The lesson here is that you need to always, always, always ask if your answer makes sense. If you are given two sides of a right triangle, you KNOW that the hypotenuse can be no smaller than the longest side and no longer than the sum of the two sides, so any answer that is not in the range of 10 V to 20 V must be wrong. It sounds like a couple of the students were catching on that the answer didn't make sense right at the end, but it cut off before we could see how that ended up.

But we need to give some grace because it is easy to make silly mistakes and not catch them when you are doing things on the fly in front of an audience. You are juggling a number of tasks and things fall through the cracks.

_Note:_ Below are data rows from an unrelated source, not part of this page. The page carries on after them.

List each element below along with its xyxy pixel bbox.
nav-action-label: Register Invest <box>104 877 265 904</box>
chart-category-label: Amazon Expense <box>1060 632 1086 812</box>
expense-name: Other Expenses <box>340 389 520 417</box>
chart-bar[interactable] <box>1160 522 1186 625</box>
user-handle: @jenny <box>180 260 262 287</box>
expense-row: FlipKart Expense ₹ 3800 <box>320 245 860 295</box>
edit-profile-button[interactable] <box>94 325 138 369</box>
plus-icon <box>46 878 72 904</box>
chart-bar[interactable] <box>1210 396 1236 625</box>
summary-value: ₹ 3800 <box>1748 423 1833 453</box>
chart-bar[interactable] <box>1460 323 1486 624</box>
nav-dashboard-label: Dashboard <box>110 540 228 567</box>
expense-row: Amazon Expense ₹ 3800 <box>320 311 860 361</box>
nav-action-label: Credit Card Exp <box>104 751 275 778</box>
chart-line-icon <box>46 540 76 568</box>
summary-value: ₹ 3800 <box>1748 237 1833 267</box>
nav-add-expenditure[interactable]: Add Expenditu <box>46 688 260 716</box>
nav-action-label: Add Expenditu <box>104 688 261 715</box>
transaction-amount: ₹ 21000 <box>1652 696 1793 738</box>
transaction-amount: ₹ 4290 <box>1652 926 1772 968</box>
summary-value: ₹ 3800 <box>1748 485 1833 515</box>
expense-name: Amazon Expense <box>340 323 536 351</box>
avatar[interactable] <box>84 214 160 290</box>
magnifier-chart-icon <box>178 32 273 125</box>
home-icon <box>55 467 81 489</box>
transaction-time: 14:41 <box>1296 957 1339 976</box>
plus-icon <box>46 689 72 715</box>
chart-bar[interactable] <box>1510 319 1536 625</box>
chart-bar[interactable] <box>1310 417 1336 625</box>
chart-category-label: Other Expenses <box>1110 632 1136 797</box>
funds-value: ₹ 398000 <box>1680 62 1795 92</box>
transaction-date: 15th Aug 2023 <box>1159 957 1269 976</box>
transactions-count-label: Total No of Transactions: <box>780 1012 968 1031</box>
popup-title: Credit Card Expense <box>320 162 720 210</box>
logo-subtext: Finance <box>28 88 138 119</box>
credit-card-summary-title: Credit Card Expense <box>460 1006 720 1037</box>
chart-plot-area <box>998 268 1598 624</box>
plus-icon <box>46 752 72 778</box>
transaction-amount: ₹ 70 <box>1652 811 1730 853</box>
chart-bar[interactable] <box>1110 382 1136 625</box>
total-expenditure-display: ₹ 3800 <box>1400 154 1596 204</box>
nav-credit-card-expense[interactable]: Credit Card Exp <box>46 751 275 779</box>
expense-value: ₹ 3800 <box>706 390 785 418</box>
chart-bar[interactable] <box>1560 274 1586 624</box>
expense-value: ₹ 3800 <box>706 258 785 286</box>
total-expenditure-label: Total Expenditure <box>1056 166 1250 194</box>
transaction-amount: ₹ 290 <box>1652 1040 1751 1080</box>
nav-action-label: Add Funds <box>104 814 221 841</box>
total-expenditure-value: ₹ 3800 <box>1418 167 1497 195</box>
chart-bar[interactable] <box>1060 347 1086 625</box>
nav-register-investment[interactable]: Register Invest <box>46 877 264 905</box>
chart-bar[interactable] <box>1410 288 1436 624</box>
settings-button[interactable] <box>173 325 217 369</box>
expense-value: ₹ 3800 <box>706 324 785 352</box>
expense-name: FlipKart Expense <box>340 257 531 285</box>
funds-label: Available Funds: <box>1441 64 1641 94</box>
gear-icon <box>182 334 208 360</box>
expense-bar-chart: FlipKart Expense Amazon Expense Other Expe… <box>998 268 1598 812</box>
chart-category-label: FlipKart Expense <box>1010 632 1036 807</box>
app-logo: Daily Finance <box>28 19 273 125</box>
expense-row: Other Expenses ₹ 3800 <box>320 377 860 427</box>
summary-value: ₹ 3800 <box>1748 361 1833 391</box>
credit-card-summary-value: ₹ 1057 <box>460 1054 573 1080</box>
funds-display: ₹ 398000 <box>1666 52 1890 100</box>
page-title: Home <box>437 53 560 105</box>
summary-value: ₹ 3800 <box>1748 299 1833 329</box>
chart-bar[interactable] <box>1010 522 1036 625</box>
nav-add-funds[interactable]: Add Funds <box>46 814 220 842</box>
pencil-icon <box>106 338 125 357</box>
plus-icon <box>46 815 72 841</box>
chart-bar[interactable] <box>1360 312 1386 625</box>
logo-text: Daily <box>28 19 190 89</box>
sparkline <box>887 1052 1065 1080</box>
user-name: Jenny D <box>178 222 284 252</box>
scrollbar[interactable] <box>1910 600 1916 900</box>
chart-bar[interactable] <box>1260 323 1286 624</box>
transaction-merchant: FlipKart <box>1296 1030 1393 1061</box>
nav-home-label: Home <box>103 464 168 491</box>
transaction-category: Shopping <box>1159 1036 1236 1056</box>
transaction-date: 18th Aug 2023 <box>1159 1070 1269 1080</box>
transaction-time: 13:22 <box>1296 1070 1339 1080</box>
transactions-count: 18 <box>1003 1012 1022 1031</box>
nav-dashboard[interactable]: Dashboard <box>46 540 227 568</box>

I think the confusion in that presentation is pretty common when someone mixes transient RC behavior with steady state AC phasor analysis, because they are actually two different mathematical models even if they involve the same circuit. In transient analysis you are dealing with exponential time domain solutions, while in phasor form you assume sinusoidal steady state where derivatives turn into complex frequency terms, so the phase shift between voltage and current depends on impedance, not a fixed rule like “always 90 degrees”. That is why the statement about a constant 90 degree lag across a capacitor is only true in the ideal pure capacitive case, not when resistance is present in the circuit. When I see this kind of mix up, I usually think it would help to have a clearer breakdown of the math behind each case, and can actually be useful because it shows step by step MATLAB based solutions for circuit problems, including control systems and signal analysis, which forces you to separate transient response from frequency domain behavior. I find that approach helpful because once you see both models side by side, the contradiction disappears and it becomes clear what assumptions are being made in each method.



I think your confusion is justified honestly. A lot of presentations mix together:
  • transient RC behavior (time-domain exponential charging/discharging)
  • and steady-state sinusoidal AC phasor analysis
…as if they’re the same thing, when they really describe different situations.
The “current leads capacitor voltage by 90°” statement is only strictly true for an ideal capacitor under pure sinusoidal steady-state AC. Once resistance is involved in an RC circuit, the phase relationship between source voltage and current is no longer exactly 90°. The phase angle becomes frequency-dependent and is somewhere between 0° and 90°.
For a series RC circuit:
  • resistor voltage is in phase with current
  • capacitor voltage lags current by 90°
  • total circuit voltage is the vector/phaser sum of both
So the source voltage does not generally lag/lead by exactly 90° relative to current.
And yes, transient exponential charging behavior is a completely different analysis using differential equations in the time domain, not phasors. People sometimes blur the intuition between the two, which can make explanations sound contradictory or sloppy.
So based on your description, it does sound like the presenter may be mixing concepts together a bit.